During the person-centered planning process, the enrollee or their advocate requests the ability to participate in a certain type of community inclusion activity but the provider who would be supporting that service asserts that the request is not clinically appropriate. In the event the Care Manager is unable to facilitate a resolution of this dispute, the Care Manager would move the community inclusion goal altogether out of the Life Plan and into the “Summary of IDT Meeting” 

Within 45-days of the Life Plan meeting, the Care Manager and the enrollee and/or their representative sign the Life Plan. With these signatures, the Life Plan is considered final. Any disputed elements remain in the “Summary of IDT Meeting” section and the remainder of the Life Plan is ready for implementation. Disputed elements in a Life Plan are NOT a reason for the failure of a party to finalize a Life Plan. Finalizing or signing a Life Plan does not indicate agreement with the documented disputed elements. Given that there exists a mechanism for resolving disputes, after the disputed element is documented or removed, as appropriate, the Life Plan must be finalized and signed by the relevant parties.

The providers acknowledge the plan and agree to deliver the provider assigned goals, supports, and safeguards associated with their services, per the undisputed goals in the finalized plan (including the prior version of currently disputed goals). The service provider’s acknowledgement and agreement may be done via signature on the Life Plan, Staff Action Plan, or a signed letter or other attestation. A Life Plan must be acknowledged, even with element(s) in dispute but disagreements will be noted. 

Staff Action Plans are developed and signed by the habilitation staff and forwarded to the Care Manager via the CCO/HH’s portal or another agreed upon mechanism for prompt communication. In addition to Care Managers, the Staff Action Plans should also be provided to the enrollee and their representative and any other parties agreed to by the person and their representative. 

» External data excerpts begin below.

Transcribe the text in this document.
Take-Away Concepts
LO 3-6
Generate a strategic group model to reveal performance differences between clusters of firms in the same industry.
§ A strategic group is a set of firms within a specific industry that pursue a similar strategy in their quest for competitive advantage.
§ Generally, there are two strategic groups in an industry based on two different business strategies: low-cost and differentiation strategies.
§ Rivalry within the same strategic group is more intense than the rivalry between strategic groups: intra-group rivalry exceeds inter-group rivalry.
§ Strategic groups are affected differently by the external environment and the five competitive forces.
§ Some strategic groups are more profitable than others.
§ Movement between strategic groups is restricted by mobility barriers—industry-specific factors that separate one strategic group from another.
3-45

Once the Life Plan and corresponding Staff Action Plans are finalized, if an element remains in dispute and no agreement has been facilitated by the Care Manager, then the enrollee, their representative, or a provider may initiate due process proceedings pursuant to 14 NYCRR 633.12 as an objection to a plan of services. During the pending due process proceeding, all other elements in the finalized Life Plan and Staff Action Plans shall be implemented. Care Managers should inform the enrollee and their representative of any legal resources they may have available to them to assist with the due process proceedings (e.g., Mental Hygiene Legal Services).

During the pending due process proceeding, all other elements in the finalized Life Plan and Staff Action Plans shall be implemented.